Lysosomal function is intimately linked to exocytosis, and multiple LSDs such as MLIV, NPC, and Sialidosis have been shown to have impaired exocytosis [49
]. Exocytosis is the removal of cellular cargo by fusion of vesicles with the plasma membrane (). Synaptic vesicles and lysosomes both have exocytic activity. Activated exocytosis (eg. neurotransmitter release) and constitutive exocytosis (eg. of lysosomal contents) both result in secretion (eg. of signaling molecules such as neurotransmitters, or toxic metabolites) and plasma membrane expansion.

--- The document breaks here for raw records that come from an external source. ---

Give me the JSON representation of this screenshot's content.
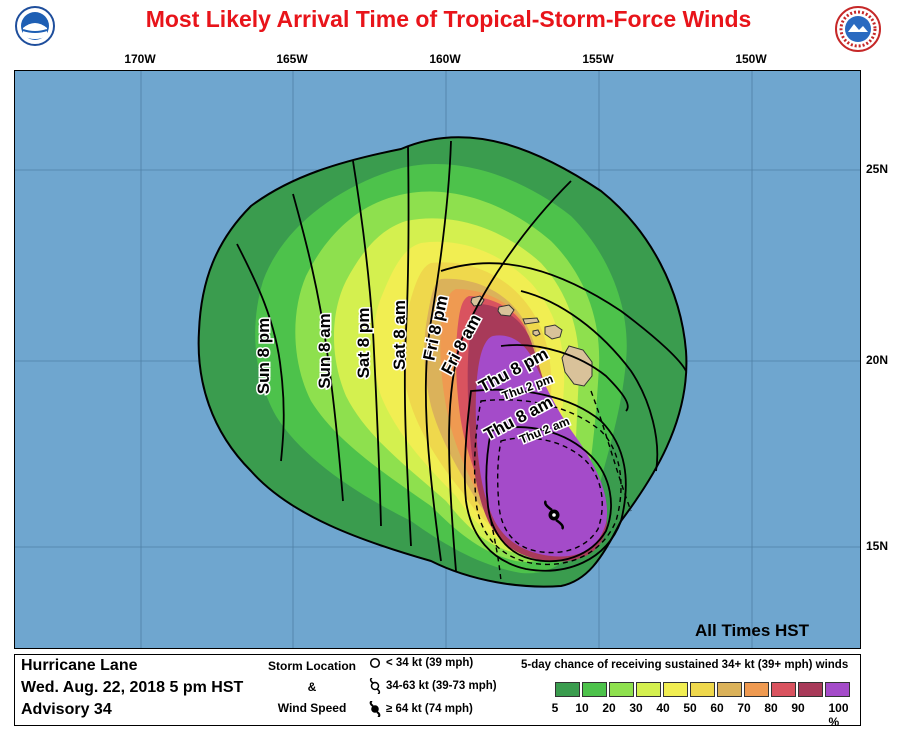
{
  "title": "Most Likely Arrival Time of Tropical-Storm-Force Winds",
  "colors": {
    "title": "#e8141a",
    "ocean": "#6fa6cf",
    "land": "#d9c29a",
    "outline": "#000000"
  },
  "logos": {
    "left": "NOAA",
    "right": "NATIONAL WEATHER SERVICE"
  },
  "longitude_labels": [
    "170W",
    "165W",
    "160W",
    "155W",
    "150W"
  ],
  "latitude_labels": [
    "25N",
    "20N",
    "15N"
  ],
  "time_labels": [
    "Sun 8 pm",
    "Sun 8 am",
    "Sat 8 pm",
    "Sat 8 am",
    "Fri 8 pm",
    "Fri 8 am",
    "Thu 8 pm",
    "Thu 2 pm",
    "Thu 8 am",
    "Thu 2 am"
  ],
  "all_times": "All Times HST",
  "storm": {
    "name": "Hurricane Lane",
    "datetime": "Wed. Aug. 22, 2018  5 pm HST",
    "advisory": "Advisory 34"
  },
  "storm_legend": {
    "heading_1": "Storm Location",
    "amp": "&",
    "heading_2": "Wind Speed",
    "entries": [
      "< 34 kt (39 mph)",
      "34-63 kt (39-73 mph)",
      "≥ 64 kt (74 mph)"
    ]
  },
  "probability_legend": {
    "title": "5-day chance of receiving sustained 34+ kt (39+ mph) winds",
    "ticks": [
      "5",
      "10",
      "20",
      "30",
      "40",
      "50",
      "60",
      "70",
      "80",
      "90",
      "100 %"
    ],
    "colors": [
      "#3a9c4e",
      "#4dc24b",
      "#8ee04e",
      "#d4f04f",
      "#f1ee52",
      "#efd84c",
      "#dbb25a",
      "#ef9a51",
      "#d9535f",
      "#a83a59",
      "#a44bc9"
    ]
  }
}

Recent data show that lysosomes and synaptic vesicles originate from a common early endosome, and preventing the maturation of either vesicle induces mistrafficking of their respective proteins to the opposite organelle [52
]. Mechanisms for exocytic activation are also similar between the two types of vesicles. During synaptic vesicle release, neuronal action potentials reach the presynaptic terminal and activate voltage regulated Ca2+
channels causing an influx of Ca2+
into the presynaptic cytoplasm, vesicle fusion with the plasma membrane, and neurotransmitter release [53
]. Synaptic vesicles are decorated with the Ca2+
sensor synaptotagmin and the Soluble N-ethylmaleimide-sensitive factor attachment protein receptor (SNARE) synaptobrevin-2, which bind to the corresponding plasma membrane SNAREs syntaxin-1A and synaptosomal-associated protein 25 (SNAP-25) [54
]. Lysosomal exocytosis utilizes Ca2+
influx into the cell, which drives interaction between the vesicular and target SNAREs synaptotagmin 7 (SYT7) and syntaxin 4 [55
]. In cultures of embryonic fibroblast cells from mouse models of MSD and MPS IIIA, cholesterol accumulation was shown to result in SNARE mislocalization, preventing lysosome fusion and vesicle cycling. Reducing cholesterol levels by SRT with methyl-β-cyclodextran restored SNARE localization and lysosome function [56
]. Cholesterol storage can also inhibit Rab GTPases, which promote membrane recycling; overexpressing Rab4 in cultured fibroblast cells derived from NPC1 deficient mice led to an activation of exocytosis and reduced lysosomal accumulation [57
]. Thus SRT can not only reduce the storage burden, but also improve secondary phenotypes.
Advances in understanding exocytosis have emerged from defining the function of proteins deficient in lysosomal storage diseases. Recent data show that the ultimate fusogenic Ca2+
signal for lysosomes does not originate from voltage dependent Ca2+
channels, but rather the protein lysosomal transient receptor potential mucolipin-1 (TRPML1) [58
]. Mutations in TRPML1 cause MLIV (). In the presence of the Ca2+
ionophore ionomycin, TRPML1 activates exocytosis [59
]. When key residues of TRPML1 were mutated to create a constitutively active channel, enhanced endosomal and lysosomal Ca2+
mobilization induced LAMP-1 relocalization to the plasma membrane [60
]. Whether LAMP-1 itself is important for exocytosis, or its presence on the plasma membrane is merely a result of lysosomal membrane fusion, is becoming clearer. In Sialidosis, which is caused by a deficiency in α-acetyl-neuraminidase, terminal sialic acid residues of LAMP-1 are not removed and its half-life at the plasma membrane is elevated [51
]. The elevated exocytosis in these cells can be blocked by LAMP-1 knock-down [51
Enhancing exocytosis could reduce storage in the short term, but a major concern with these approaches is that the products may not be adequately cleared in the brain, since even scavenger cells would harbor the enzymatic defect. Alternatively, autophagolysosome contents could be exocytosed and transported to the cerebrospinal fluid (CSF) and plasma. It would be interesting to test if the CSF from LSD patients contains elevated levels of accumulated storage material, or if enhancing exocytosis would cause accumulation in the neuropil and/or the CSF. LSD patients with CNS deficits do secrete storage products in urine [13
], but whether this occurs via exocytosis of autophagosome constituents from peripheral tissues or the brain is currently unknown.
The specialized vasculature system within the CNS may hinder extracellular clearance of exocytosed materials, and thus, contribute to cell death in this way. The familiar view of the blood brain barrier (BBB) is as a physical barrier that comprises the neurovascular system, and which blocks foreign particle entry. The BBB poses a major hurdle for drug delivery to brain, and it could also be a limiting force in substance removal after lysosomal exocytosis. An alternative, less neurocentric view to LSDs, is that defects within the neurovascular system may precede neuronal dysfunction [61
]. Certainly, there is vascular remodeling within the CNS of LSD animal models [62
] and obvious morphological changes in all cells of the neurovascular unit. Thus, drugs or other therapies capable of restoring BBB function may alleviate or slow disease progression, and as a bonus, would not be required to cross it.